According to the Trewartha climate classification system, Gouldsboro State Park has a Temperate Continental climate (Dc) with warm summers (b), cold winters (o) and year-around precipitation (Dcbo). Dcbo climates are characterized by at least one month having an average mean temperature ≤ 32.0 °F, four to seven months with an average mean temperature ≥ 50.0 °F, all months with an average mean temperature < 72.0 °F and no significant precipitation difference between seasons.
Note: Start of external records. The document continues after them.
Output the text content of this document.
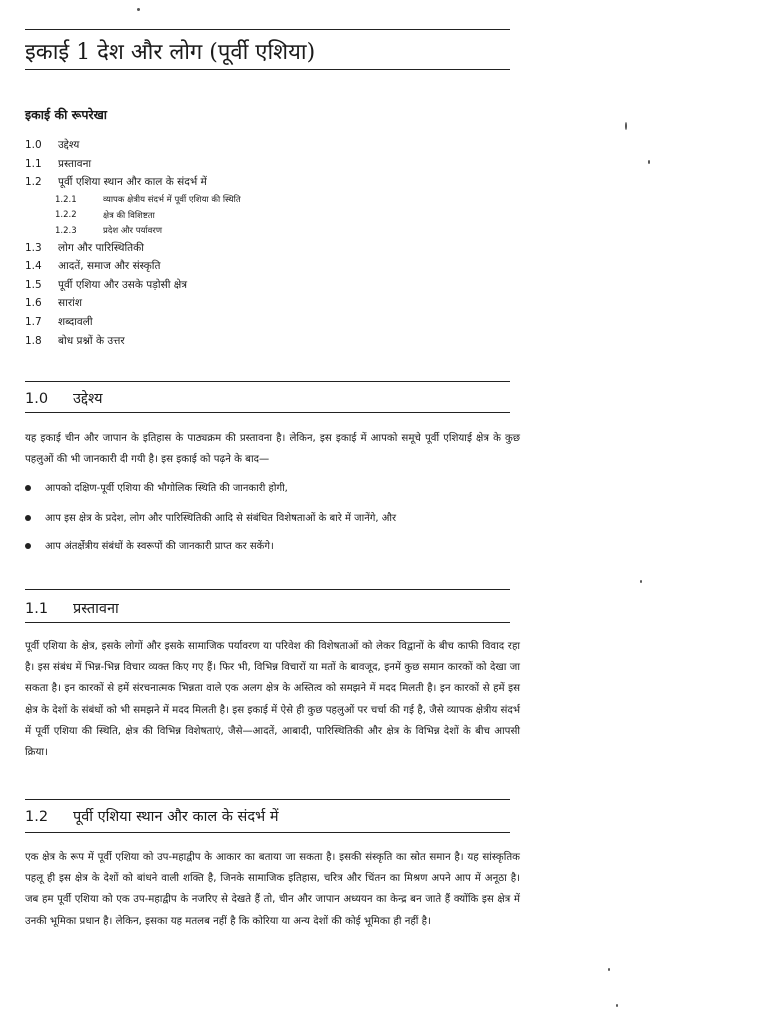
इकाई 1 देश और लोग (पूर्वी एशिया)
इकाई की रूपरेखा
1.0	उद्देश्य
1.1	प्रस्तावना
1.2	पूर्वी एशिया स्थान और काल के संदर्भ में
1.2.1	व्यापक क्षेत्रीय संदर्भ में पूर्वी एशिया की स्थिति
1.2.2	क्षेत्र की विशिष्टता
1.2.3	प्रदेश और पर्यावरण
1.3	लोग और पारिस्थितिकी
1.4	आदतें, समाज और संस्कृति
1.5	पूर्वी एशिया और उसके पड़ोसी क्षेत्र
1.6	सारांश
1.7	शब्दावली
1.8	बोध प्रश्नों के उत्तर
1.0 उद्देश्य
यह इकाई चीन और जापान के इतिहास के पाठ्यक्रम की प्रस्तावना है। लेकिन, इस इकाई में आपको समूचे पूर्वी एशियाई क्षेत्र के कुछ पहलुओं की भी जानकारी दी गयी है। इस इकाई को पढ़ने के बाद—
आपको दक्षिण-पूर्वी एशिया की भौगोलिक स्थिति की जानकारी होगी,
आप इस क्षेत्र के प्रदेश, लोग और पारिस्थितिकी आदि से संबंधित विशेषताओं के बारे में जानेंगे, और
आप अंतर्क्षेत्रीय संबंधों के स्वरूपों की जानकारी प्राप्त कर सकेंगे।
1.1 प्रस्तावना
पूर्वी एशिया के क्षेत्र, इसके लोगों और इसके सामाजिक पर्यावरण या परिवेश की विशेषताओं को लेकर विद्वानों के बीच काफी विवाद रहा है। इस संबंध में भिन्न-भिन्न विचार व्यक्त किए गए हैं। फिर भी, विभिन्न विचारों या मतों के बावजूद, इनमें कुछ समान कारकों को देखा जा सकता है। इन कारकों से हमें संरचनात्मक भिन्नता वाले एक अलग क्षेत्र के अस्तित्व को समझने में मदद मिलती है। इन कारकों से हमें इस क्षेत्र के देशों के संबंधों को भी समझने में मदद मिलती है। इस इकाई में ऐसे ही कुछ पहलुओं पर चर्चा की गई है, जैसे व्यापक क्षेत्रीय संदर्भ में पूर्वी एशिया की स्थिति, क्षेत्र की विभिन्न विशेषताएं, जैसे—आदतें, आबादी, पारिस्थितिकी और क्षेत्र के विभिन्न देशों के बीच आपसी क्रिया।
1.2 पूर्वी एशिया स्थान और काल के संदर्भ में
एक क्षेत्र के रूप में पूर्वी एशिया को उप-महाद्वीप के आकार का बताया जा सकता है। इसकी संस्कृति का स्रोत समान है। यह सांस्कृतिक पहलू ही इस क्षेत्र के देशों को बांधने वाली शक्ति है, जिनके सामाजिक इतिहास, चरित्र और चिंतन का मिश्रण अपने आप में अनूठा है। जब हम पूर्वी एशिया को एक उप-महाद्वीप के नजरिए से देखते हैं तो, चीन और जापान अध्ययन का केन्द्र बन जाते हैं क्योंकि इस क्षेत्र में उनकी भूमिका प्रधान है। लेकिन, इसका यह मतलब नहीं है कि कोरिया या अन्य देशों की कोई भूमिका ही नहीं है।
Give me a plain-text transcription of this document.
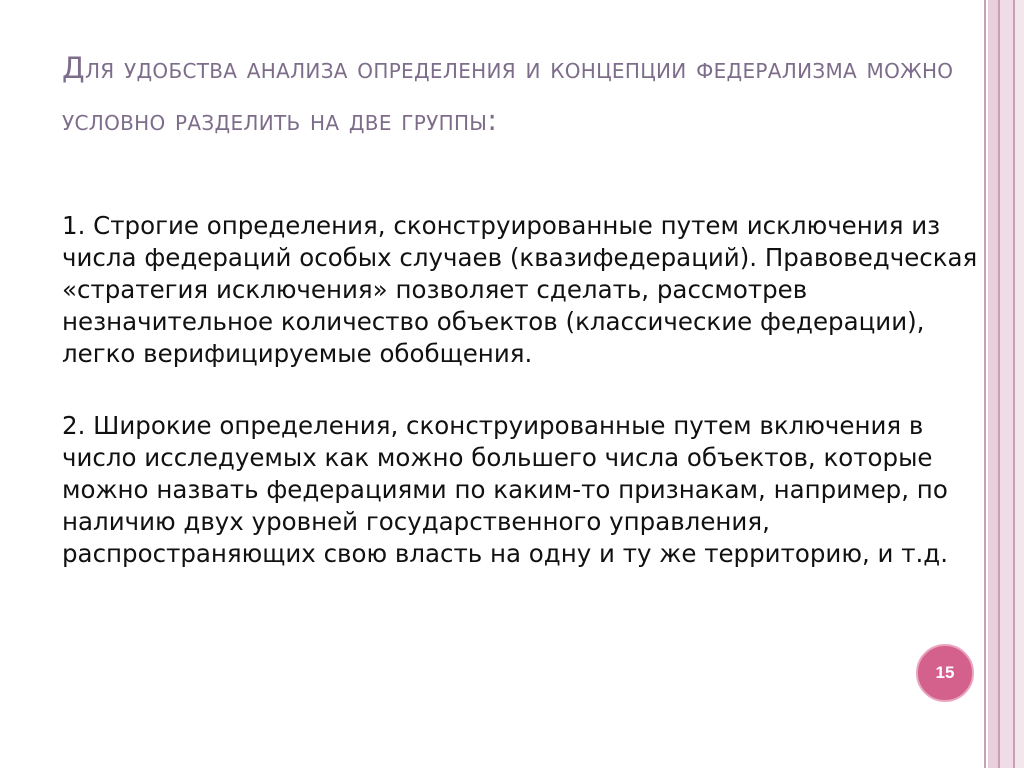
Для удобства анализа определения и концепции федерализма можно условно разделить на две группы:

1. Строгие определения, сконструированные путем исключения из числа федераций особых случаев (квазифедераций). Правоведческая «стратегия исключения» позволяет сделать, рассмотрев незначительное количество объектов (классические федерации), легко верифицируемые обобщения.

2. Широкие определения, сконструированные путем включения в число исследуемых как можно большего числа объектов, которые можно назвать федерациями по каким-то признакам, например, по наличию двух уровней государственного управления, распространяющих свою власть на одну и ту же территорию, и т.д.

15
Although most summer days are comfortably humid in Gouldsboro State Park, episodes of heat and high humidity can occur with heat index values > 92 °F. Since 1981, the highest air temperature was 93.5 °F on 07/15/1995, and the highest daily average mean dew point was 69.8 °F on 08/01/2006. July is the peak month for thunderstorm activity which correlates with the average warmest month of the year. The average wettest month is September which correlates with tropical storm remnants during the peak of the Atlantic hurricane season. Since 1981, the wettest calendar day was 7.57 in on 09/30/2010. During the winter months, the plant hardiness zone is 5a with an average annual extreme minimum air temperature of -16.1 °F. Since 1981, the coldest air temperature was -23.5 °F on 01/21/1994. Episodes of extreme cold and wind can occur with wind chill values < -29 °F. The average snowiest month is January which correlates with the average coldest month of the year. Ice storms and large snowstorms depositing ≥ 12 in of snow occur nearly every year, particularly during nor’easters from December through March.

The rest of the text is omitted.